Bundesgerichtshof
Beschl. v. 25.04.1991, Az.: 5 StR 164/91
Voraussetzungen für die Verlesung von Geständnissen des Beschuldigten vor Polizeibeamten mit der richterlichen Vernehmungsniederschrift; Polizeiliche Vernahmung; Gesinnung des Angeklagten; Vorhalt der Aussage; Richterliche Vernehmung
Bibliographie
- Gericht
- BGH
- Datum
- 25.04.1991
- Aktenzeichen
- 5 StR 164/91
- Entscheidungsform
- Beschluss
- Referenz
- WKRS 1991, 12048
- Entscheidungsname
- [keine Angabe]
- ECLI
- [keine Angabe]
Verfahrensgang
- vorgehend
- LG Hannover - 05.12.1990
Rechtsgrundlage
Fundstellen
- NStZ 1991, 500 (Volltext mit amtl. LS)
- StV 1991, 340
Verfahrensgegenstand
Brandstiftung
Redaktioneller Leitsatz
- 1.
Ein Geständnis des Angeklagten, welches dieser bei der polizeilichen Vernehmung gemacht hat, darf in der Hauptverhandlung nur verlesen werden, wenn zweifelsfrei feststeht, daß der Angeklagte dieses Geständnis zum Teil seiner Aussage in der Hauptverhandlung machen will.
- 2.
Das polizeiliche Protokoll muß dann die wesentlichen Tatsachen enthalten und es darf kein bloßes Vorhalten einer Aussage sein.
- 3.
Bei der richterlichen Vernehmung muß dieser dem Angeklagten die Möglichkeit geben, sich umfassend zu äußern, erst wenn dies nicht gelingt, darf ihm ein Teil seiner polizeilichen Aussage vorgehalten werden.

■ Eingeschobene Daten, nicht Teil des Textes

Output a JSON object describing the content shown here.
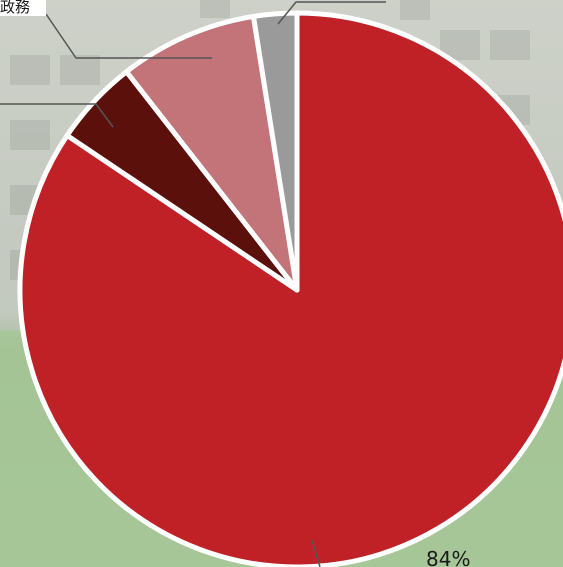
{
  "chart_data": {
    "type": "pie",
    "start_angle_deg": 0,
    "direction": "clockwise",
    "slices": [
      {
        "value": 84,
        "label": "84%",
        "color": "#bf2126"
      },
      {
        "value": 5,
        "label": "",
        "color": "#5b100c"
      },
      {
        "value": 8,
        "label": "",
        "color": "#c27478"
      },
      {
        "value": 2.5,
        "label": "",
        "color": "#9a9a9a"
      }
    ],
    "annotations": [
      {
        "text": "政務"
      }
    ]
  }
}
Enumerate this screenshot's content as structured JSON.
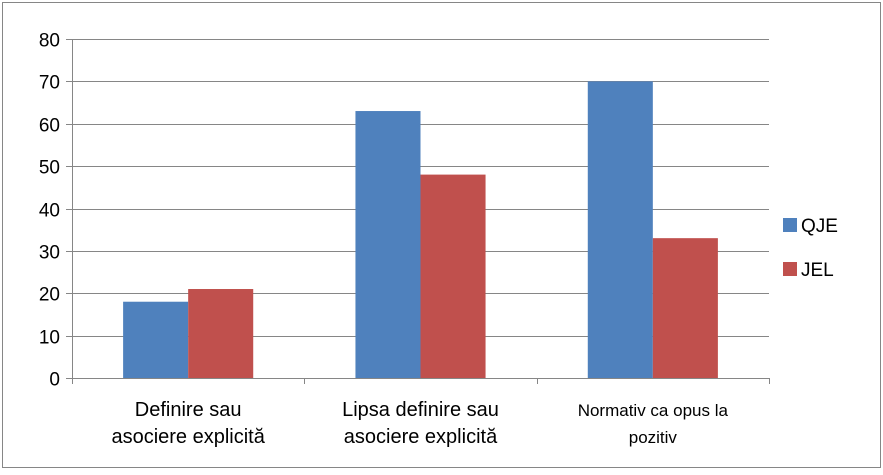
{
  "chart_data": {
    "type": "bar",
    "title": "",
    "xlabel": "",
    "ylabel": "",
    "categories": [
      [
        "Definire sau",
        "asociere explicită"
      ],
      [
        "Lipsa definire sau",
        "asociere explicită"
      ],
      [
        "Normativ ca opus la",
        "pozitiv"
      ]
    ],
    "series": [
      {
        "name": "QJE",
        "values": [
          18,
          63,
          70
        ],
        "color": "#4f81bd"
      },
      {
        "name": "JEL",
        "values": [
          21,
          48,
          33
        ],
        "color": "#c0504d"
      }
    ],
    "ylim": [
      0,
      80
    ],
    "yticks": [
      "0",
      "10",
      "20",
      "30",
      "40",
      "50",
      "60",
      "70",
      "80"
    ],
    "grid": true,
    "legend_position": "right",
    "colors": {
      "grid": "#868686",
      "axis": "#868686",
      "frame": "#868686"
    }
  }
}
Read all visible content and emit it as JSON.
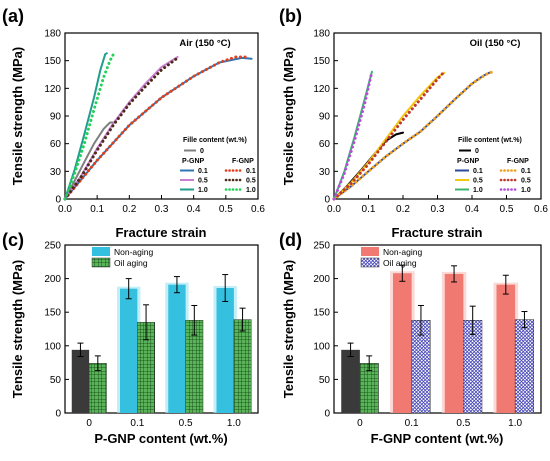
{
  "chart_data": [
    {
      "panel": "(a)",
      "type": "line",
      "condition": "Air (150 °C)",
      "xlabel": "Fracture strain",
      "ylabel": "Tensile strength (MPa)",
      "xlim": [
        0,
        0.6
      ],
      "ylim": [
        0,
        180
      ],
      "xticks": [
        "0.0",
        "0.1",
        "0.2",
        "0.3",
        "0.4",
        "0.5",
        "0.6"
      ],
      "yticks": [
        "0",
        "30",
        "60",
        "90",
        "120",
        "150",
        "180"
      ],
      "legend_title": "Fille content (wt.%)",
      "legend_group_labels": [
        "P-GNP",
        "F-GNP"
      ],
      "series": [
        {
          "name": "0",
          "group": "",
          "color": "#7f7f7f",
          "style": "solid",
          "points": [
            [
              0,
              0
            ],
            [
              0.03,
              20
            ],
            [
              0.06,
              40
            ],
            [
              0.09,
              60
            ],
            [
              0.12,
              76
            ],
            [
              0.14,
              83
            ],
            [
              0.155,
              83
            ]
          ]
        },
        {
          "name": "0.1",
          "group": "P-GNP",
          "color": "#2e75b6",
          "style": "solid",
          "points": [
            [
              0,
              0
            ],
            [
              0.1,
              42
            ],
            [
              0.2,
              80
            ],
            [
              0.3,
              110
            ],
            [
              0.4,
              133
            ],
            [
              0.48,
              148
            ],
            [
              0.55,
              153
            ],
            [
              0.58,
              152
            ]
          ]
        },
        {
          "name": "0.5",
          "group": "P-GNP",
          "color": "#c97fcf",
          "style": "solid",
          "points": [
            [
              0,
              0
            ],
            [
              0.05,
              25
            ],
            [
              0.1,
              55
            ],
            [
              0.15,
              82
            ],
            [
              0.2,
              105
            ],
            [
              0.25,
              125
            ],
            [
              0.3,
              143
            ],
            [
              0.35,
              154
            ]
          ]
        },
        {
          "name": "1.0",
          "group": "P-GNP",
          "color": "#1f9e8e",
          "style": "solid",
          "points": [
            [
              0,
              0
            ],
            [
              0.03,
              32
            ],
            [
              0.06,
              70
            ],
            [
              0.09,
              110
            ],
            [
              0.11,
              140
            ],
            [
              0.125,
              157
            ],
            [
              0.13,
              158
            ]
          ]
        },
        {
          "name": "0.1",
          "group": "F-GNP",
          "color": "#e2401c",
          "style": "dotted",
          "points": [
            [
              0,
              0
            ],
            [
              0.1,
              42
            ],
            [
              0.2,
              80
            ],
            [
              0.3,
              110
            ],
            [
              0.4,
              133
            ],
            [
              0.48,
              148
            ],
            [
              0.53,
              154
            ],
            [
              0.56,
              154
            ]
          ]
        },
        {
          "name": "0.5",
          "group": "F-GNP",
          "color": "#4d2b1a",
          "style": "dotted",
          "points": [
            [
              0,
              0
            ],
            [
              0.05,
              24
            ],
            [
              0.1,
              53
            ],
            [
              0.15,
              80
            ],
            [
              0.2,
              103
            ],
            [
              0.25,
              122
            ],
            [
              0.3,
              140
            ],
            [
              0.35,
              153
            ]
          ]
        },
        {
          "name": "1.0",
          "group": "F-GNP",
          "color": "#22d05a",
          "style": "dotted",
          "points": [
            [
              0,
              0
            ],
            [
              0.03,
              28
            ],
            [
              0.06,
              60
            ],
            [
              0.09,
              97
            ],
            [
              0.12,
              132
            ],
            [
              0.14,
              150
            ],
            [
              0.155,
              160
            ]
          ]
        }
      ]
    },
    {
      "panel": "(b)",
      "type": "line",
      "condition": "Oil (150 °C)",
      "xlabel": "Fracture strain",
      "ylabel": "Tensile strength (MPa)",
      "xlim": [
        0,
        0.6
      ],
      "ylim": [
        0,
        180
      ],
      "xticks": [
        "0.0",
        "0.1",
        "0.2",
        "0.3",
        "0.4",
        "0.5",
        "0.6"
      ],
      "yticks": [
        "0",
        "30",
        "60",
        "90",
        "120",
        "150",
        "180"
      ],
      "legend_title": "Fille content (wt.%)",
      "legend_group_labels": [
        "P-GNP",
        "F-GNP"
      ],
      "series": [
        {
          "name": "0",
          "group": "",
          "color": "#000000",
          "style": "solid",
          "points": [
            [
              0,
              0
            ],
            [
              0.04,
              15
            ],
            [
              0.08,
              32
            ],
            [
              0.12,
              50
            ],
            [
              0.15,
              63
            ],
            [
              0.18,
              70
            ],
            [
              0.2,
              72
            ]
          ]
        },
        {
          "name": "0.1",
          "group": "P-GNP",
          "color": "#2a4b9a",
          "style": "solid",
          "points": [
            [
              0,
              0
            ],
            [
              0.05,
              14
            ],
            [
              0.1,
              30
            ],
            [
              0.15,
              46
            ],
            [
              0.2,
              60
            ],
            [
              0.25,
              73
            ],
            [
              0.3,
              90
            ],
            [
              0.35,
              108
            ],
            [
              0.4,
              125
            ],
            [
              0.43,
              133
            ],
            [
              0.45,
              137
            ]
          ]
        },
        {
          "name": "0.5",
          "group": "P-GNP",
          "color": "#f2c813",
          "style": "solid",
          "points": [
            [
              0,
              0
            ],
            [
              0.05,
              18
            ],
            [
              0.1,
              40
            ],
            [
              0.15,
              65
            ],
            [
              0.2,
              90
            ],
            [
              0.25,
              112
            ],
            [
              0.3,
              132
            ],
            [
              0.32,
              137
            ]
          ]
        },
        {
          "name": "1.0",
          "group": "P-GNP",
          "color": "#3cb371",
          "style": "solid",
          "points": [
            [
              0,
              0
            ],
            [
              0.03,
              30
            ],
            [
              0.06,
              68
            ],
            [
              0.09,
              110
            ],
            [
              0.11,
              138
            ]
          ]
        },
        {
          "name": "0.1",
          "group": "F-GNP",
          "color": "#f0a020",
          "style": "dotted",
          "points": [
            [
              0,
              0
            ],
            [
              0.05,
              14
            ],
            [
              0.1,
              30
            ],
            [
              0.15,
              46
            ],
            [
              0.2,
              60
            ],
            [
              0.25,
              73
            ],
            [
              0.3,
              90
            ],
            [
              0.35,
              108
            ],
            [
              0.4,
              125
            ],
            [
              0.44,
              135
            ],
            [
              0.46,
              138
            ]
          ]
        },
        {
          "name": "0.5",
          "group": "F-GNP",
          "color": "#c0392b",
          "style": "dotted",
          "points": [
            [
              0,
              0
            ],
            [
              0.05,
              17
            ],
            [
              0.1,
              38
            ],
            [
              0.15,
              62
            ],
            [
              0.2,
              86
            ],
            [
              0.25,
              108
            ],
            [
              0.3,
              130
            ],
            [
              0.32,
              138
            ]
          ]
        },
        {
          "name": "1.0",
          "group": "F-GNP",
          "color": "#b44fd6",
          "style": "dotted",
          "points": [
            [
              0,
              0
            ],
            [
              0.03,
              28
            ],
            [
              0.06,
              64
            ],
            [
              0.09,
              105
            ],
            [
              0.11,
              138
            ]
          ]
        }
      ]
    },
    {
      "panel": "(c)",
      "type": "bar",
      "xlabel": "P-GNP content (wt.%)",
      "ylabel": "Tensile strength (MPa)",
      "categories": [
        "0",
        "0.1",
        "0.5",
        "1.0"
      ],
      "ylim": [
        0,
        250
      ],
      "yticks": [
        "0",
        "50",
        "100",
        "150",
        "200",
        "250"
      ],
      "series": [
        {
          "name": "Non-aging",
          "values": [
            94,
            185,
            191,
            186
          ],
          "errors": [
            10,
            15,
            12,
            20
          ],
          "color": "#35c0e0"
        },
        {
          "name": "Oil aging",
          "values": [
            74,
            135,
            138,
            139
          ],
          "errors": [
            11,
            26,
            22,
            17
          ],
          "color": "#5ab55a"
        }
      ]
    },
    {
      "panel": "(d)",
      "type": "bar",
      "xlabel": "F-GNP content (wt.%)",
      "ylabel": "Tensile strength (MPa)",
      "categories": [
        "0",
        "0.1",
        "0.5",
        "1.0"
      ],
      "ylim": [
        0,
        250
      ],
      "yticks": [
        "0",
        "50",
        "100",
        "150",
        "200",
        "250"
      ],
      "series": [
        {
          "name": "Non-aging",
          "values": [
            94,
            208,
            207,
            191
          ],
          "errors": [
            10,
            12,
            12,
            14
          ],
          "color": "#f07a72"
        },
        {
          "name": "Oil aging",
          "values": [
            74,
            138,
            138,
            139
          ],
          "errors": [
            11,
            22,
            21,
            12
          ],
          "color": "#8080d8"
        }
      ]
    }
  ]
}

Der 5. Strafsenat des Bundesgerichtshofs hat
auf Antrag des Generalbundesanwalts
am 25. April 1991
gemäß § 349 Abs. 4 StPO
einstimmig beschlossen:
Tenor:
Auf die Revision des Angeklagten wird das Urteil des Landgerichts Hannover vom 5. Dezember 1990 mit den Feststellungen aufgehoben.
Die Sache wird zu neuer Verhandlung und Entscheidung, auch über die Kosten des Rechtsmittels, an eine andere Strafkammer des Landgerichts zurückverwiesen.
Gründe
Das Landgericht hat den Angeklagten wegen schwerer Brandstiftung und wegen Brandstiftung in drei Fällen unter Einbeziehung einer weiteren Strafe zu einer Gesamtfreiheitsstrafe von vier Jahren und sechs Monaten verurteilt. Mit seiner Revision rügt der Angeklagte die Verletzung sachlichen Rechts und beanstandet das Verfahren. Das Rechtsmittel hat mit der Rüge der Verletzung des § 261 StPO Erfolg.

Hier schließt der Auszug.